5. El tema de Políticas Sociales es el mayor déficit. Dicho y reconocido por el MPP. Con eso es suficiente. Se debió haber coordinado más con el MIDES, MTSS y otros organismos nacionales. Pero se debió elaborar políticas sociales focalizadas propias sin esperar del gobierno nacional. Durante nuestra gestión en el 2000 elaboramos un Plan Local de Vivienda coordinado con DINAVI. Se concretaron, en 5 años y con crisis, 160 soluciones habitacionales y regularizaciones (PIAI e INUNDADOS EN FLORIDA). En este período, sólo 16 viviendas y con las promesas no iniciada del Sitio de Pintado de 104 viviendas. Cinco años de promesas que no se hizo y con muchos problemas sociales por no intervenir desde la Intendencia. Lo de arriba “administra pero no gobierna el territorio”, “tiene miedo de gestionar”. No le dan la solución concreta y rápida a la gente.
6. No cumple Proyectos previstos en su PROPIO Presupuesto Quinquenal y lo único que hace son los previstos en los Planes de Ordenamiento Territorial que hicimos en 2000-2004. En el año 2008 NO SE EJECUTÓ Y ESTABA PREVISTO PARA EL DICHO AÑO, O DICHO DE OTRA MANERA, NO SE INVERTIERON U$S 1.067.949. No se hizo: la compra de tierras para la Cartera de Tierras, la obra en el Tomás González, la mejora en el Barrio de la Cooperativas, el Microcentro (se atrasó), el Concurso del Predio Histórico, no se hizo el nuevo Relleno Sanitario, las obras de desagues, las obras de infraestructura para viviendas. Así es facil administrar, pero nunca se gobierna el territorio.
7. Hacia el año 2007 propusimos trabajar con el tema de Cambio Climático con el Proyecto de Mecanismos de Energía Limpia. Le llevamos las ideas del Biodiesel de José Miguel, como otras sobre proyectos de financiamiento internacional por el tema del Protocolo de Kioto. Había recursos. Energía eólica, solar, el tema alumbrado, y vertederos. En Uruguay, las Intendencias de Montevideo, Maldonado y Rocha captan recursos. Nos recibieron bien, pero no siguieron el tema. “Seguimos perdiendo el tren del desarrollo”.

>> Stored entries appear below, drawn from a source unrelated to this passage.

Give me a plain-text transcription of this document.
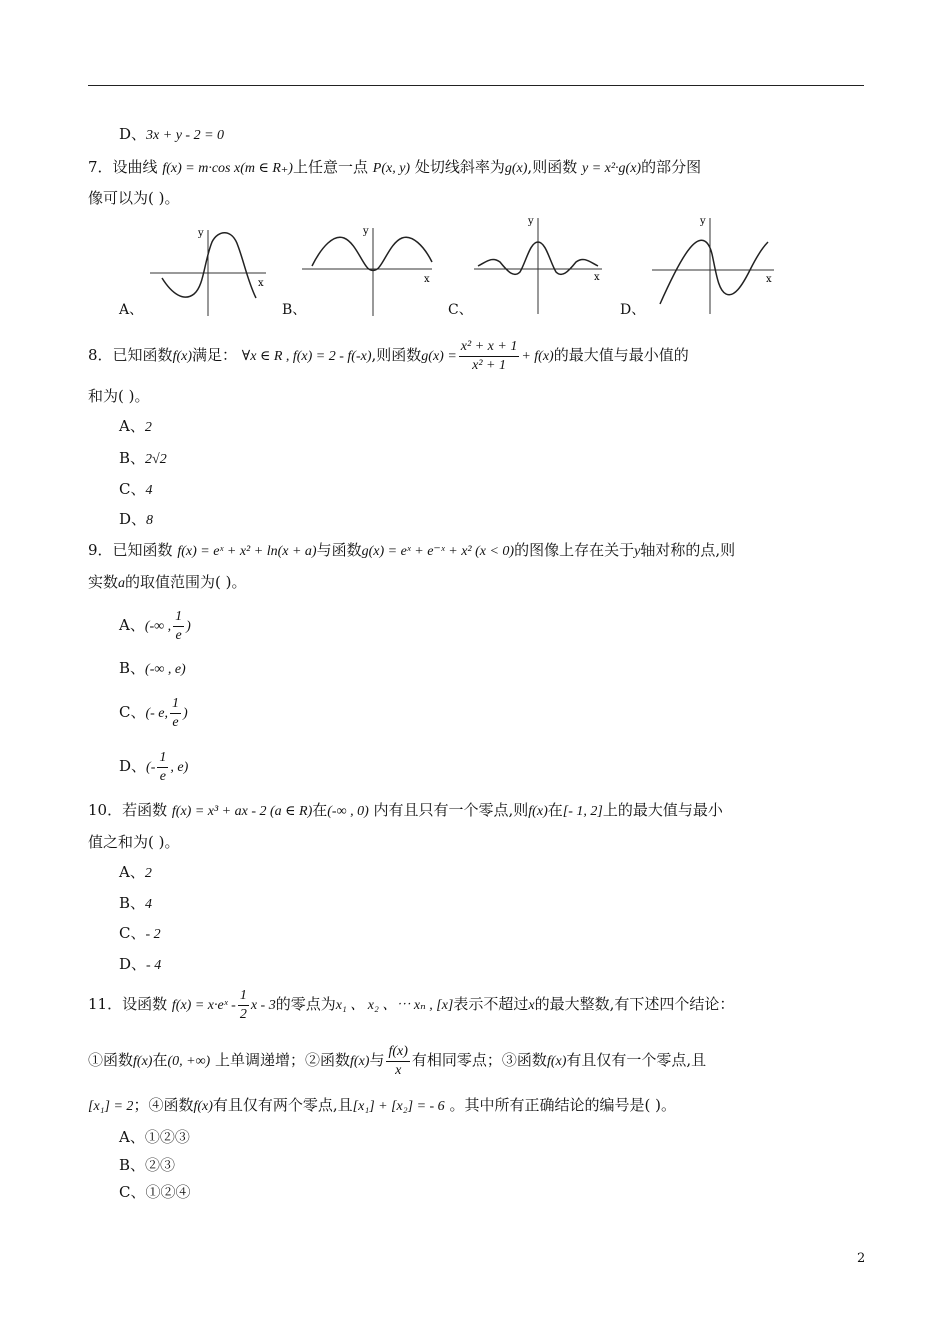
D、3x + y - 2 = 0
7．设曲线 f(x) = m·cos x(m ∈ R₊)上任意一点 P(x, y) 处切线斜率为g(x),则函数 y = x²·g(x)的部分图
像可以为( )。
x
y
A、
x
y
B、
x
y
C、
x
y
D、
8．已知函数f(x)满足： ∀x ∈ R , f(x) = 2 - f(-x),则函数$g(x) = \frac{\text{x² + x + 1}}{\text{x² + 1}} + f(x)$的最大值与最小值的
和为( )。
A、2
B、2√2
C、4
D、8
9．已知函数 f(x) = eˣ + x² + ln(x + a)与函数g(x) = eˣ + e⁻ˣ + x² (x < 0)的图像上存在关于y轴对称的点,则
实数a的取值范围为( )。
A、(-∞ , $\frac{1}{e}$ )
B、(-∞ , e)
C、(- e, $\frac{1}{e}$ )
D、(- $\frac{1}{e}$ , e)
10．若函数 f(x) = x³ + ax - 2 (a ∈ R)在(-∞ , 0) 内有且只有一个零点,则f(x)在[- 1, 2]上的最大值与最小
值之和为( )。
A、2
B、4
C、- 2
D、- 4
11．设函数 f(x) = x·eˣ - $\frac{1}{2}$ x - 3的零点为x₁ 、 x₂ 、⋯ xₙ , [x]表示不超过x的最大整数,有下述四个结论：
①函数f(x)在(0, +∞) 上单调递增；②函数f(x)与 $\frac{f(x)}{x}$ 有相同零点；③函数f(x)有且仅有一个零点,且
[x₁] = 2；④函数f(x)有且仅有两个零点,且[x₁] + [x₂] = - 6 。其中所有正确结论的编号是( )。
A、①②③
B、②③
C、①②④
2
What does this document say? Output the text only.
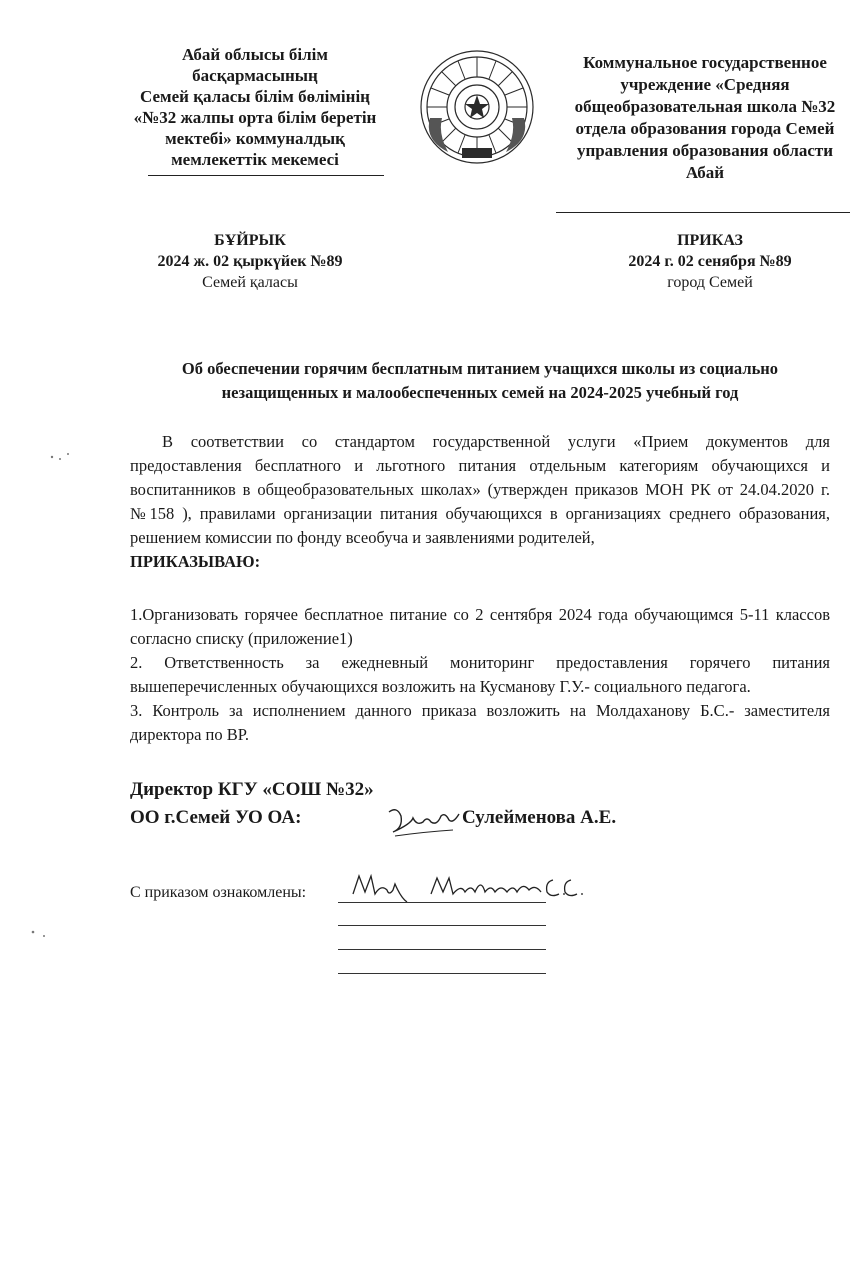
Абай облысы білім басқармасының
Семей қаласы білім бөлімінің
«№32 жалпы орта білім беретін
мектебі» коммуналдық
мемлекеттік мекемесі
Коммунальное государственное
учреждение «Средняя
общеобразовательная школа №32
отдела образования города Семей
управления образования области
Абай
БҰЙРЫК
2024 ж. 02 қыркүйек №89
Семей қаласы
ПРИКАЗ
2024 г. 02 сенября №89
город Семей
Об обеспечении горячим бесплатным питанием учащихся школы из социально
незащищенных и малообеспеченных семей на 2024-2025 учебный год

В соответствии со стандартом государственной услуги «Прием документов для предоставления бесплатного и льготного питания отдельным категориям обучающихся и воспитанников в общеобразовательных школах» (утвержден приказов МОН РК от 24.04.2020 г. №158 ), правилами организации питания обучающихся в организациях среднего образования, решением комиссии по фонду всеобуча и заявлениями родителей,

ПРИКАЗЫВАЮ:

1.Организовать горячее бесплатное питание со 2 сентября 2024 года обучающимся 5-11 классов согласно списку (приложение1)

2. Ответственность за ежедневный мониторинг предоставления горячего питания вышеперечисленных обучающихся возложить на Кусманову Г.У.- социального педагога.

3. Контроль за исполнением данного приказа возложить на Молдаханову Б.С.- заместителя директора по ВР.

Директор КГУ «СОШ №32»
ОО г.Семей УО ОА:	Сулейменова А.Е.
С приказом ознакомлены:
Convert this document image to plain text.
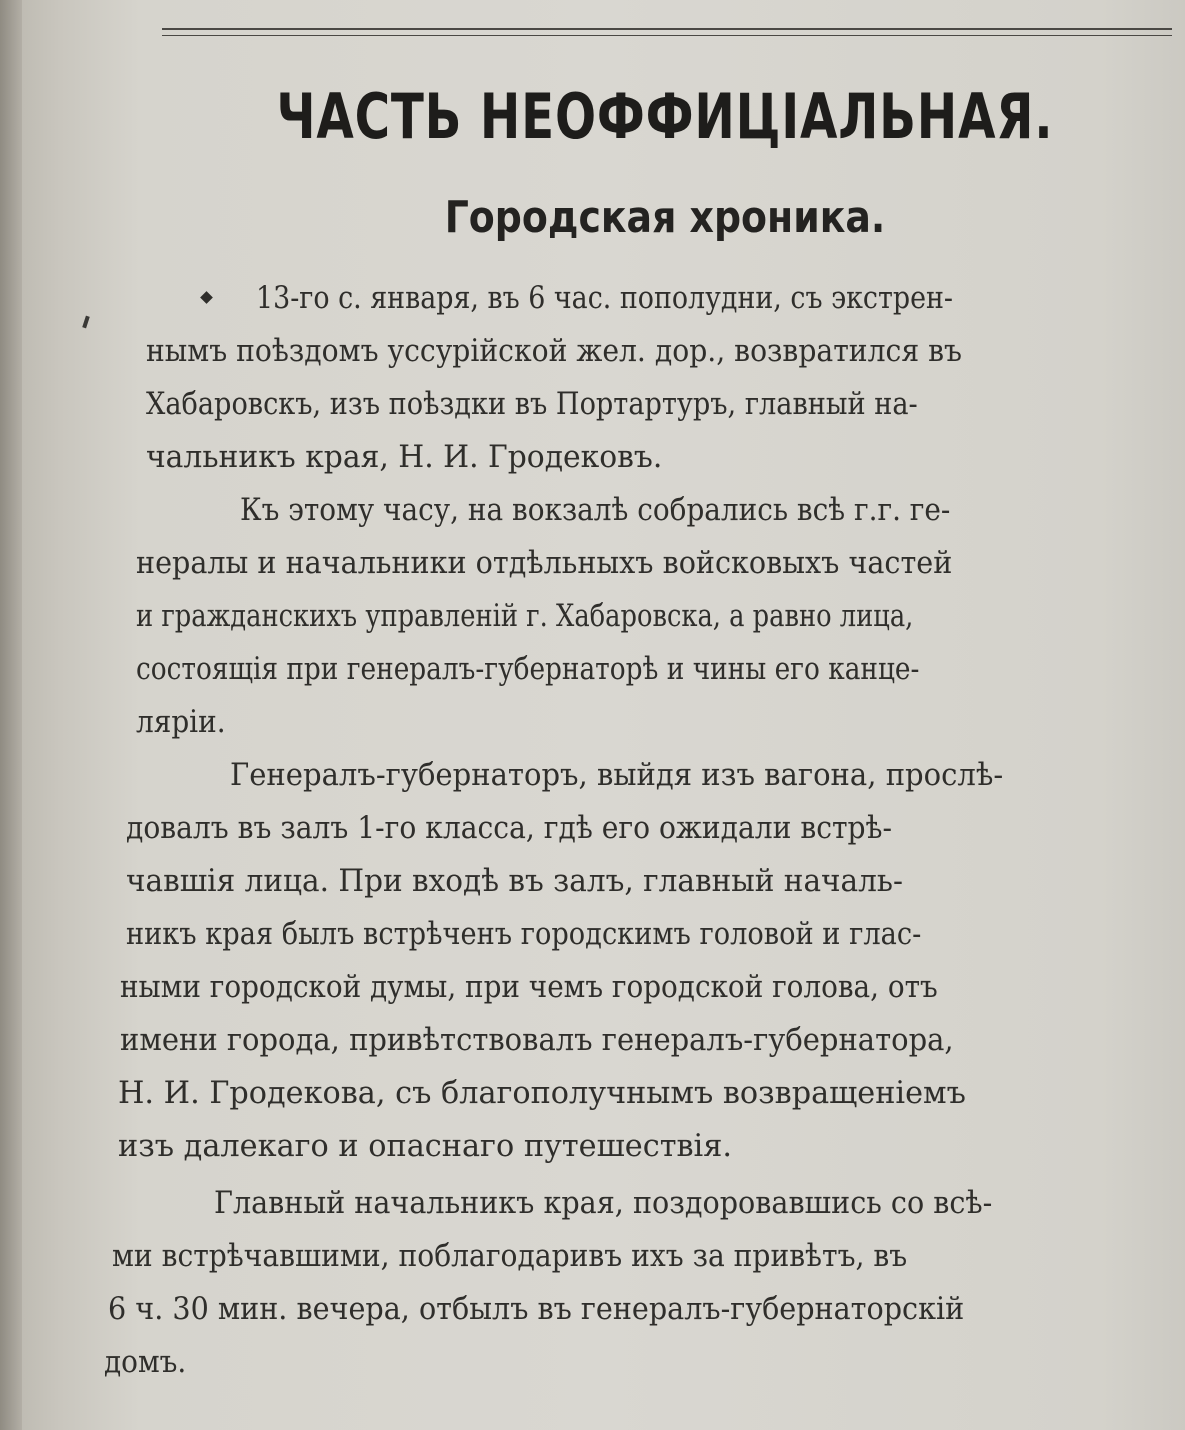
ЧАСТЬ НЕОФФИЦІАЛЬНАЯ.
Городская хроника.

13-го с. января, въ 6 час. пополудни, съ экстрен-

нымъ поѣздомъ уссурійской жел. дор., возвратился въ

Хабаровскъ, изъ поѣздки въ Портартуръ, главный на-

чальникъ края, Н. И. Гродековъ.

Къ этому часу, на вокзалѣ собрались всѣ г.г. ге-

нералы и начальники отдѣльныхъ войсковыхъ частей

и гражданскихъ управленій г. Хабаровска, а равно лица,

состоящія при генералъ-губернаторѣ и чины его канце-

ляріи.

Генералъ-губернаторъ, выйдя изъ вагона, прослѣ-

довалъ въ залъ 1-го класса, гдѣ его ожидали встрѣ-

чавшія лица. При входѣ въ залъ, главный началь-

никъ края былъ встрѣченъ городскимъ головой и глас-

ными городской думы, при чемъ городской голова, отъ

имени города, привѣтствовалъ генералъ-губернатора,

Н. И. Гродекова, съ благополучнымъ возвращеніемъ

изъ далекаго и опаснаго путешествія.

Главный начальникъ края, поздоровавшись со всѣ-

ми встрѣчавшими, поблагодаривъ ихъ за привѣтъ, въ

6 ч. 30 мин. вечера, отбылъ въ генералъ-губернаторскій

домъ.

Lo más triste, es que siempre presentamos nuestra mano tendida.
Siempre presentamos ideas y propuestas.
Siempre dejamos nuestros trabajos y nunca pedimos nada a cambio.
Nos quedó la sensación de que molestamos, de que no era bueno que fueramos innovadores, de que fueramos proactivos, que era mejor “ningunearnos”, y los desconcertamos con tantas propuestas. El resultado, es triste, se fue alejando de la oposición constructiva, se fue alejando de la gente.
Como todo gobierno, hizo las mismas cosas, se encerró en sí mismo, pero, además, no devolvió nuestra señal de hacer “Mesas de Diálogos” con todos, como lo hicimos con ellos del 2000 al 2004. Es una lástima. Pudimos haber avanzado más.
Si no cambiamos de actitud, vamos a seguir haciendo “política tradicional y mediocre”. Lo mismo que se criticaba. Nosotros vamos a estar con ideas y dispuesto al diálogo. Puertas Abiertas, Despacho en los barrios y en los pueblos, con la camiseta albirroja, con la Bandera de Florida que promovimos en el año 1990.